Autore: sconosciuto     littera litterae

 

Littera, ae 1B pag. 21 n° 3

I banchetti di Eliogabalo

Heliogabalus e solido argento habuit lectos et tricliniares et cubiculares. Comedit ad imitationem Apicii calcanea camelorum et cristas quae vivis gallinaceis demptae erant, linguas pavonum et lusciniarum. Exhibuit etiam Palatinae domus convivis patinas ingentes quae extis mullorum refertae erant et cerebellis turdorum et capitibus psittacorum, phasianorum pavonumque. Princeps oppressit in tricliniis versatilibus parasitos suos violis et floribus, et interdum animam aliqui efflaverunt, cum erepere ad summum non possent.

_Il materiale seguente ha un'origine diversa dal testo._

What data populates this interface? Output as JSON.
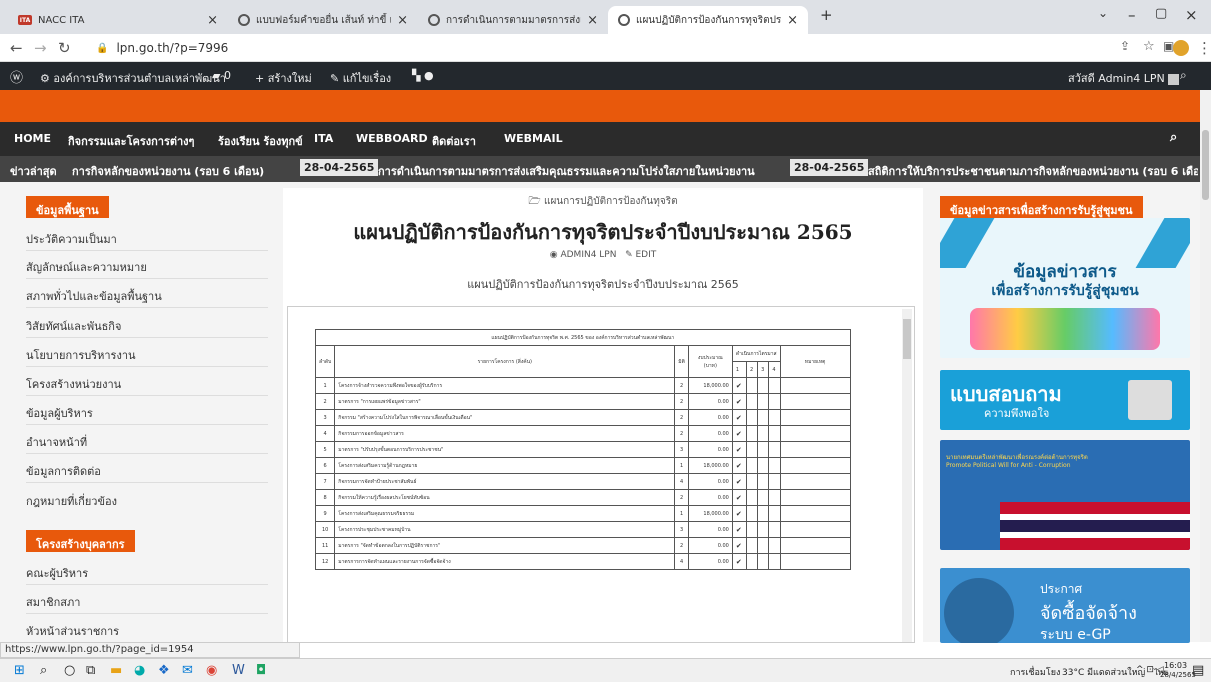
{
  "browser": {
    "tabs": [
      {
        "title": "NACC ITA"
      },
      {
        "title": "แบบฟอร์มคำขอยื่น เส้นท์ ท่าขี้ และรัล"
      },
      {
        "title": "การดำเนินการตามมาตรการส่งเสริมคุณ"
      },
      {
        "title": "แผนปฏิบัติการป้องกันการทุจริตประจำปี"
      }
    ],
    "url": "lpn.go.th/?p=7996",
    "status_url": "https://www.lpn.go.th/?page_id=1954"
  },
  "wpbar": {
    "site": "องค์การบริหารส่วนตำบลเหล่าพัฒนา",
    "comments": "0",
    "new": "สร้างใหม่",
    "edit": "แก้ไขเรื่อง",
    "greeting": "สวัสดี Admin4 LPN"
  },
  "menu": [
    "HOME",
    "กิจกรรมและโครงการต่างๆ",
    "ร้องเรียน ร้องทุกข์",
    "ITA",
    "WEBBOARD",
    "ติดต่อเรา",
    "WEBMAIL"
  ],
  "ticker": {
    "label": "ข่าวล่าสุด",
    "item1": "การกิจหลักของหน่วยงาน (รอบ 6 เดือน)",
    "date1": "28-04-2565",
    "item2": "การดำเนินการตามมาตรการส่งเสริมคุณธรรมและความโปร่งใสภายในหน่วยงาน",
    "date2": "28-04-2565",
    "item3": "สถิติการให้บริการประชาชนตามภารกิจหลักของหน่วยงาน (รอบ 6 เดือ"
  },
  "sidebar": {
    "head1": "ข้อมูลพื้นฐาน",
    "items": [
      "ประวัติความเป็นมา",
      "สัญลักษณ์และความหมาย",
      "สภาพทั่วไปและข้อมูลพื้นฐาน",
      "วิสัยทัศน์และพันธกิจ",
      "นโยบายการบริหารงาน",
      "โครงสร้างหน่วยงาน",
      "ข้อมูลผู้บริหาร",
      "อำนาจหน้าที่",
      "ข้อมูลการติดต่อ",
      "กฎหมายที่เกี่ยวข้อง"
    ],
    "head2": "โครงสร้างบุคลากร",
    "items2": [
      "คณะผู้บริหาร",
      "สมาชิกสภา",
      "หัวหน้าส่วนราชการ"
    ]
  },
  "post": {
    "category": "แผนการปฏิบัติการป้องกันทุจริต",
    "title": "แผนปฏิบัติการป้องกันการทุจริตประจำปีงบประมาณ 2565",
    "author": "ADMIN4 LPN",
    "edit": "EDIT",
    "subtitle": "แผนปฏิบัติการป้องกันการทุจริตประจำปีงบประมาณ 2565"
  },
  "doc_table": {
    "caption": "แผนปฏิบัติการป้องกันการทุจริต พ.ศ. 2565 ของ องค์การบริหารส่วนตำบลเหล่าพัฒนา",
    "headers": [
      "ลำดับ",
      "รายการโครงการ (สิ่งค้น)",
      "มิติ",
      "งบประมาณ (บาท)",
      "ดำเนินการไตรมาส",
      "หมายเหตุ"
    ],
    "quarters": [
      "1",
      "2",
      "3",
      "4"
    ],
    "rows": [
      [
        "1",
        "โครงการจ้างสำรวจความพึงพอใจของผู้รับบริการ",
        "2",
        "18,000.00"
      ],
      [
        "2",
        "มาตรการ \"การเผยแพร่ข้อมูลข่าวสาร\"",
        "2",
        "0.00"
      ],
      [
        "3",
        "กิจกรรม \"สร้างความโปร่งใสในการพิจารณาเลื่อนขั้นเงินเดือน\"",
        "2",
        "0.00"
      ],
      [
        "4",
        "กิจกรรมการออกข้อมูลข่าวสาร",
        "2",
        "0.00"
      ],
      [
        "5",
        "มาตรการ \"ปรับปรุงขั้นตอนการบริการประชาชน\"",
        "3",
        "0.00"
      ],
      [
        "6",
        "โครงการส่งเสริมความรู้ด้านกฎหมาย",
        "1",
        "18,000.00"
      ],
      [
        "7",
        "กิจกรรมการจัดทำป้ายประชาสัมพันธ์",
        "4",
        "0.00"
      ],
      [
        "8",
        "กิจกรรมให้ความรู้เรื่องผลประโยชน์ทับซ้อน",
        "2",
        "0.00"
      ],
      [
        "9",
        "โครงการส่งเสริมคุณธรรมจริยธรรม",
        "1",
        "18,000.00"
      ],
      [
        "10",
        "โครงการประชุมประชาคมหมู่บ้าน",
        "3",
        "0.00"
      ],
      [
        "11",
        "มาตรการ \"จัดทำข้อตกลงในการปฏิบัติราชการ\"",
        "2",
        "0.00"
      ],
      [
        "12",
        "มาตรการการจัดทำแผนและรายงานการจัดซื้อจัดจ้าง",
        "4",
        "0.00"
      ]
    ]
  },
  "right": {
    "head": "ข้อมูลข่าวสารเพื่อสร้างการรับรู้สู่ชุมชน",
    "banner1_line1": "ข้อมูลข่าวสาร",
    "banner1_line2": "เพื่อสร้างการรับรู้สู่ชุมชน",
    "banner2_line1": "แบบสอบถาม",
    "banner2_line2": "ความพึงพอใจ",
    "banner3_line1": "นายกเทศมนตรีเหล่าพัฒนาเพื่อรณรงค์ต่อต้านการทุจริต",
    "banner3_line2": "Promote Political Will for Anti - Corruption",
    "banner4_line1": "ประกาศ",
    "banner4_line2": "จัดซื้อจัดจ้าง",
    "banner4_line3": "ระบบ e-GP"
  },
  "taskbar": {
    "weather": "33°C มีแดดส่วนใหญ่",
    "time": "16:03",
    "date": "28/4/2565",
    "lang": "ไทย"
  }
}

Eliogabalo aveva letti, triclini e loggie d'argento massiccio (compl. di materia = ex+abl.). Mangiò ad imitazione di Apicio i talloni dei cammelli e le creste che erano staccate dai galli vivi, lingue dei pavoni e degli usignoli. Nella reggia del Palatino fece servire ai convitati in tavola anche piatti ingenti che erano ricchi di interiora di triglie e di cervelli di tordi e di teste di pappagalli, faggiani e pavoni. Il sovrano ricoprì i suoi commensali sui triclini mobili con viole e fiori, e talvolta alcuni spiravano (=esalavano l'anima) poichè non potevano raggiunegere la sommità.